MICROSPIN G-50 COLUMNS, 250 COLUMNS
MicroSpin G-50 columns are designed for the rapid purification of DNA in desalting, buffer exchange, removal of dye terminators from cycle sequencing reactions and removal of labelled nucleotides from DNA labelling reactions.
- For rapid purification of labeled DNA (DNA probes of > 20 bases) from unincorporated labeled nucleotides in a volume of 25 to 50 μL using spin-column chromatography.
- Columns are prepacked with Sephadex G-50 DNA Grade pre-equilibrated in TE buffer with 0.05% Kathon CG/ICP Biocide.
- Product recovery will be at least 10% lower than that from ProbeQuant G-50 Micro Columns.

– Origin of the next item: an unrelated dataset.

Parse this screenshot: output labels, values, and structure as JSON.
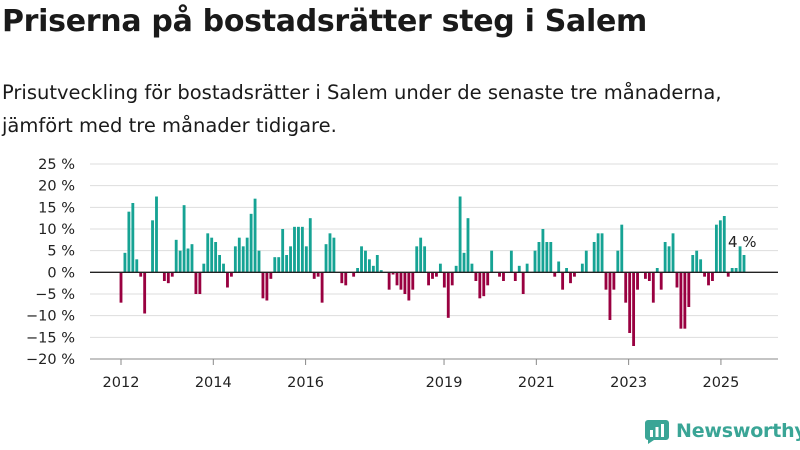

- Can also be used for buffer exchange/desalting of enzymatic reactions (10 to 100 μl) following heat denaturation and phenol extraction.
MicroSpin G-50 Columns, rapid purification of DNA requiring clean-up
Good product yield and purity is obtained with sample volumes from 12-50 μL. They are suitable for any DNA greater than 20 bases in length and will not remove or denature enzymes.
The resin used in these columns, Sephadex G-50 DNA Grade, can be used for a wide range of applications, including desalting DNA, buffer exchange, and removal of unincorporated nucleotides from end-labelled oligonucleotides.
Sephadex G-50 is one of five different G-types ranging from G-10 for small molecules to G-75 for larger molecules. Sephadex G-50 is a well-established size exclusion resin for desalting and buffer exchange of biomolecules > 30 000 molecular weight, and with a spin protocol can be used for DNA and oligo purification of molecules greater than 20 bases in length.
Alternatively, Sephadex G-25 or Sephadex G-100 can be used. Sephadex G-25 has an exclusion limit of approximately Mr 5000, and with a spin protocol this means it can be used for any DNA greater than 10 bases in length.
Sephadex G-100 DNA Grade has an exclusion limit of 25bp ds DNA.
All these Sephadex types are therefore suitable for the purification of oligonucleotides or small DNA fragments following synthesis or a labeling reaction.